Questions about adding polynomial features to a dataset for linear regression

Question

Apologies if this belongs to Data Science instead of here (I can move the question) but this seems related to the math aspect more than ML. In our course we just saw how adding polynomial features to a dataset may improve the model performance. I understand that when there is one single variable, as this allows to perform a linear regression by somehow considering the each power of the variable as an unknown making the equation linear instead of say quadratic for the regression. However, we saw that this can be done for more than one, but not necessarily all, variables/features in a dataset.

Questions

1. Is the point of adding such features to better fit a model to exponential target variables?
2. Which feature(s) to raise to a power and which not to raise?
3. What is the point of raising one feature (ex. air temperature) but not another (ex. wind speed)?
4. To which power(s) - 2, 3, etc. - should we do this? Is there a way to determine this except by experimenting?
5. Can we add a feature risen to degree 3 without the degree 2 for ex. $x$ and $x^3$?

Related to question 2:
Which features should I choose to create polynomial features?

Answer 1

Is the point of adding such features to better fit a model to exponential target variables?

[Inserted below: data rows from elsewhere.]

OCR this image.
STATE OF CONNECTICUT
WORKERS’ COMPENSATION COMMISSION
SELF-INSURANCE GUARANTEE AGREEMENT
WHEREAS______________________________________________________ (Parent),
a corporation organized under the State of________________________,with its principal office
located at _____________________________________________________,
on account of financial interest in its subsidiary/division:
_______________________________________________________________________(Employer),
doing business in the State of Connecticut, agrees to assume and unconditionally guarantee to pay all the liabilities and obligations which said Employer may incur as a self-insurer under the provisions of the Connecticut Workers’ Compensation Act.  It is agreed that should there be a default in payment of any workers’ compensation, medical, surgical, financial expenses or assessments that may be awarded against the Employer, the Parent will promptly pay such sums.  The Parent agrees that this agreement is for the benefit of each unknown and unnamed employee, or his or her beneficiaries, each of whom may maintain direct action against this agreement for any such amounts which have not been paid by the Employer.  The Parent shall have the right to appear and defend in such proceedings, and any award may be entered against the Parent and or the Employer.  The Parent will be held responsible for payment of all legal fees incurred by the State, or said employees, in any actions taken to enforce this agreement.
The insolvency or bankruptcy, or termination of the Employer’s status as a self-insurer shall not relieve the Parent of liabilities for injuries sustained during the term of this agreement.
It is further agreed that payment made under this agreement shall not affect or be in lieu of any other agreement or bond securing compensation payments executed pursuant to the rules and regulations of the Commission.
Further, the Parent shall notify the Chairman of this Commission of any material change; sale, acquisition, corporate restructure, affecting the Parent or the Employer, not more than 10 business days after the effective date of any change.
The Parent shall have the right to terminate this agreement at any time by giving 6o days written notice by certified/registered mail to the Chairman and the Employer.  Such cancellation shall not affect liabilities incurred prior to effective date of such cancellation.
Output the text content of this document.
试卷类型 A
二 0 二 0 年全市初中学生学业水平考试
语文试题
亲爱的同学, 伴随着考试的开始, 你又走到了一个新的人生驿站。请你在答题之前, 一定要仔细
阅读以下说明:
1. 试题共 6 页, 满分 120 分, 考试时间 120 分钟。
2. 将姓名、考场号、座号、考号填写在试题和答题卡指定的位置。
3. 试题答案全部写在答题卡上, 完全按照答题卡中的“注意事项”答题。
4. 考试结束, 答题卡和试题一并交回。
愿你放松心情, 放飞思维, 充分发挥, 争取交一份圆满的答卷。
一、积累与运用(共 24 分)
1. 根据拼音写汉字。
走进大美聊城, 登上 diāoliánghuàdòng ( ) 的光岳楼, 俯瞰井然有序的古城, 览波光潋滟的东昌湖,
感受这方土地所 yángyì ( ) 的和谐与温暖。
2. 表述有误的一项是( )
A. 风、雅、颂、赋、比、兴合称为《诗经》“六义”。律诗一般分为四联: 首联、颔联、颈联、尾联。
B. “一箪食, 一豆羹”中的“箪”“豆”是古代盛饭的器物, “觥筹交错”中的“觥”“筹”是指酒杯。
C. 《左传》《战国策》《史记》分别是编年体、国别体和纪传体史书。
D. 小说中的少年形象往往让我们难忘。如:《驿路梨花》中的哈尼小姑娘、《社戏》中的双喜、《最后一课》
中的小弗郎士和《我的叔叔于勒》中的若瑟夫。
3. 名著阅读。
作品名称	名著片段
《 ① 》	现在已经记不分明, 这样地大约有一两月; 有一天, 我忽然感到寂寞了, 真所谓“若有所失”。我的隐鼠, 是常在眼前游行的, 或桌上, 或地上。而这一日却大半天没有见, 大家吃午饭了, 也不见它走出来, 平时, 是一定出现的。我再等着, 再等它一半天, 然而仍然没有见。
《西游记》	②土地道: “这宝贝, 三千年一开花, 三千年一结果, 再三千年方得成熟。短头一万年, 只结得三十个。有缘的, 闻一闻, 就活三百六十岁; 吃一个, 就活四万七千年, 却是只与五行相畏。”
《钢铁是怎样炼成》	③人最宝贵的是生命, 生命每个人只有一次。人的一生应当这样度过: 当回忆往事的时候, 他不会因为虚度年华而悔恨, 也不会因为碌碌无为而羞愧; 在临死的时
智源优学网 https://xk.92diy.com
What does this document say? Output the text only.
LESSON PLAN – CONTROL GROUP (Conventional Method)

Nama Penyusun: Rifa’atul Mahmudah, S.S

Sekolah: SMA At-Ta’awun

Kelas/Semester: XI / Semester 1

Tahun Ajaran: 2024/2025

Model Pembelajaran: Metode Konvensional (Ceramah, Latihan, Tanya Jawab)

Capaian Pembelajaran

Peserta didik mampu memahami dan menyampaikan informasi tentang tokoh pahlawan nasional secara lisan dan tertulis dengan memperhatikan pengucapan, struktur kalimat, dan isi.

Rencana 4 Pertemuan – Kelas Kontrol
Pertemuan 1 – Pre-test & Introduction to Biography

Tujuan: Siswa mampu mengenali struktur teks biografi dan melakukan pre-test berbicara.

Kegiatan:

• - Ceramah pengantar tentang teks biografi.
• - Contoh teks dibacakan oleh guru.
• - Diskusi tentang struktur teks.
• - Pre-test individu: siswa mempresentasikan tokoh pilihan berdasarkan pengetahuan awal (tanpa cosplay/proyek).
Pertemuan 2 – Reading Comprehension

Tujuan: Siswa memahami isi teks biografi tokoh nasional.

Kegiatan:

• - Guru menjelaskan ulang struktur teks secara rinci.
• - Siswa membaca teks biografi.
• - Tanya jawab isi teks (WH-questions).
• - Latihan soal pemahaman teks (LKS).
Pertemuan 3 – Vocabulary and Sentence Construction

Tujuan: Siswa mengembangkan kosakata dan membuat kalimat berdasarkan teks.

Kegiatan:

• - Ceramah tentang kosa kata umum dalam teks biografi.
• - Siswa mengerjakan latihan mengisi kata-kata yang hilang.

Sometimes. Sometimes, there is good reason to expect a quadratic effect to be present (free projectiles is a good example). Other times, it may be that a higher order polynomial better predicts some outcome than a linear one. If you validate the model correctly, that seems fine too.

Can we add a feature risen to degree 3 without the degree 2 for ex.

Technically, $x^2$ is an interaction between $x$ and itself, and there is some guidance that if you have an interaction between two variables then all lower order terms should appear in the model too (but that may just be for inference, prediction is a whole other beast).